DREYFUS: Certainly there were aspects of the non-government organisation events that occurred in Durban that were absolutely a hatefest.
MOTTRAM: There were anti-Semitic placards, t-shirts and chants from some at the NGO sideline conference. But that wasn't the main conference. And the final document from the main conference ran to more than 340 paragraphs, most laudable and Australia's government at the time said those positives should be protected and nurtured. Australian M-P Mark Dreyfus says it wouldn't be a UN document without swathes of acceptable text. But several concerns he says were contained in the document, including that Israel was singled out as an example.
DREYFUS: I think everybody would understand just to take an example if New Zealand were the only country that was named in the document alone of the countries of the world for real or imagined human rights wrongs, Australia would be very concerned and not just because New Zealand's our closest neighbour. We'd be concerned because its inappropriate for a single country to be treated in that way.
MOTTRAM: Now, as the April 20 review conference draws near, Canada and Israel have pulled out; the Obama administration, after attending a preparatory meeting to try to find a way to work with the conference, has said the proposed final document is unsalvagable. So it won't go unless there's a totally new document. Other states are also expressing concerns. And Australia's under pressure too. Foreign minister Stephen Smith has told Parliament Australia will give the process every chance to come up with a document that's acceptable.
SMITH: The Australian government will give very careful consideration to what if any changes are made to the text to see whether it is appropriate for Australia to participate in the conference. If we formed the view that the text is going to lead to nothing more than an anti-Jewish anti-Semitic harangue, an anti-Jewish propaganda exercise, Australia will not be in attendance.
MOTTRAM: Rupert Colville is spokesman for the U-N High Commissioner for Human Rights. He says the trend is worrying.
COLVILLE: Coz I think if you want a good text you need to be in the room basically, you need to be in the room arguing your case so if countries pull out prematurely I think that could almost become a self-fulfilling prophecy. They may doom the text to be less good as a result.
MOTTRAM: He stresses the Geneva conference is not the same as the Durban meeting -- it won't be nearly as large to start with -- and says it suits those who want to kill the review conference to allow the two to be confused. But isn't the wider lesson that issues such as the Israel-Palestinian question, are so contentious that its impossible to manage them in such a wide-ranging forum? Rupert Colville again.

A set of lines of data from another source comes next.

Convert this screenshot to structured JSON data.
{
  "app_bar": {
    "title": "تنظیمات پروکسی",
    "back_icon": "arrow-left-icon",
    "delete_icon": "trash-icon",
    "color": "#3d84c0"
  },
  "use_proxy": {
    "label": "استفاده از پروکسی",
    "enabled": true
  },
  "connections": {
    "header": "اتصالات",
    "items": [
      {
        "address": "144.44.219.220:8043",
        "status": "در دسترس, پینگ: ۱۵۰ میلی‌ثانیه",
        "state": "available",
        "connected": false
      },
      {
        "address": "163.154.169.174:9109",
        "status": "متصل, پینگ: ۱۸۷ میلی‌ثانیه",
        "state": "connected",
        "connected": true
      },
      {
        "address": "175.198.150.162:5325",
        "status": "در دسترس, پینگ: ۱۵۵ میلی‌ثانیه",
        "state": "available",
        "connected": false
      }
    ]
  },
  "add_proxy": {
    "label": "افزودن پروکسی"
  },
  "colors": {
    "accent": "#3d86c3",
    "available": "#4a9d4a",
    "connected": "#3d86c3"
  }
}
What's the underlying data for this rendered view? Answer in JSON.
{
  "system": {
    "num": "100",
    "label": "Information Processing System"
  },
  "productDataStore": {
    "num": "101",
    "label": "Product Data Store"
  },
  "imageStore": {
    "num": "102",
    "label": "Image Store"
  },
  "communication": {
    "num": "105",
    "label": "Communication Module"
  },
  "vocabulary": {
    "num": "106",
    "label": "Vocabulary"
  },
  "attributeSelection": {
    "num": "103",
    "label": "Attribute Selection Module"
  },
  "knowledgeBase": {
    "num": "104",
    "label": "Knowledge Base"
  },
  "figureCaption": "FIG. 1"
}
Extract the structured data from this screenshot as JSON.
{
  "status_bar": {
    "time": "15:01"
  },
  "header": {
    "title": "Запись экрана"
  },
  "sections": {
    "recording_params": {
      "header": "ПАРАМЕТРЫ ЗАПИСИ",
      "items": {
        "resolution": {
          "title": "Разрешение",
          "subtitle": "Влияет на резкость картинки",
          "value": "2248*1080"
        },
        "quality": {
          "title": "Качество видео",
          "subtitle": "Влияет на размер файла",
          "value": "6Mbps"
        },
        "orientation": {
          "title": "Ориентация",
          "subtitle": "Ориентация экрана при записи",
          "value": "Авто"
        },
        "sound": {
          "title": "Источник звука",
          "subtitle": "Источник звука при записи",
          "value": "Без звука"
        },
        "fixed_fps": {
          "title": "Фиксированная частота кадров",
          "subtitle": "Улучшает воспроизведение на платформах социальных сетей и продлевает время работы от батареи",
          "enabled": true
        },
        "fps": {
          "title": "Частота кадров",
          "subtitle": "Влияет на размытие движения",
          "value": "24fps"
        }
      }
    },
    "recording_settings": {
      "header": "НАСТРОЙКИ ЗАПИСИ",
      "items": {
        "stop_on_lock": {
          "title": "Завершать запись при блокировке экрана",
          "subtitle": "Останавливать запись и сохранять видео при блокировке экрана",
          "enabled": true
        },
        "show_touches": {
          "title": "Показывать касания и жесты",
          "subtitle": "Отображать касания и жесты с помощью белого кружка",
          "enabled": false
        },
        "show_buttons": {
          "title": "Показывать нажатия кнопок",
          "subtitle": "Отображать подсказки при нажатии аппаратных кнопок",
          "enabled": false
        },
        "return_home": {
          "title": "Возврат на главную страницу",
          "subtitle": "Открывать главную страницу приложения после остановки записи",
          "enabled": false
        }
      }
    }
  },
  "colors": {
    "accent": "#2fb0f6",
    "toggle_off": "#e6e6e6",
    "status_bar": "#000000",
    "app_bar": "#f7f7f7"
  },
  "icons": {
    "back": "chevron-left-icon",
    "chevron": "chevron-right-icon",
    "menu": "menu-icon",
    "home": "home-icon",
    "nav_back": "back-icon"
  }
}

COLVILLE: These are very contentious issues but I think its a bit pathetic if they can't get together and discuss these issues in an international forum and its also a bit sad because racism, intolerance, xenophobia these are very real, very serious problems all across the world. Its not simply a question of anti-Semitism and the Middle East.
MOTTRAM: So they should be dealt with, goes the arguement, because failure to do so sets a potential path to gross human rights abuses, crimes against humanity, genocide. But while some, like MP Mark Dreyfus, are willing to give the process a bit longer, for others engagement with countries like Libya, Cuba and North Korea is a line they won't cross. And some say its time to abandon Durban and start again.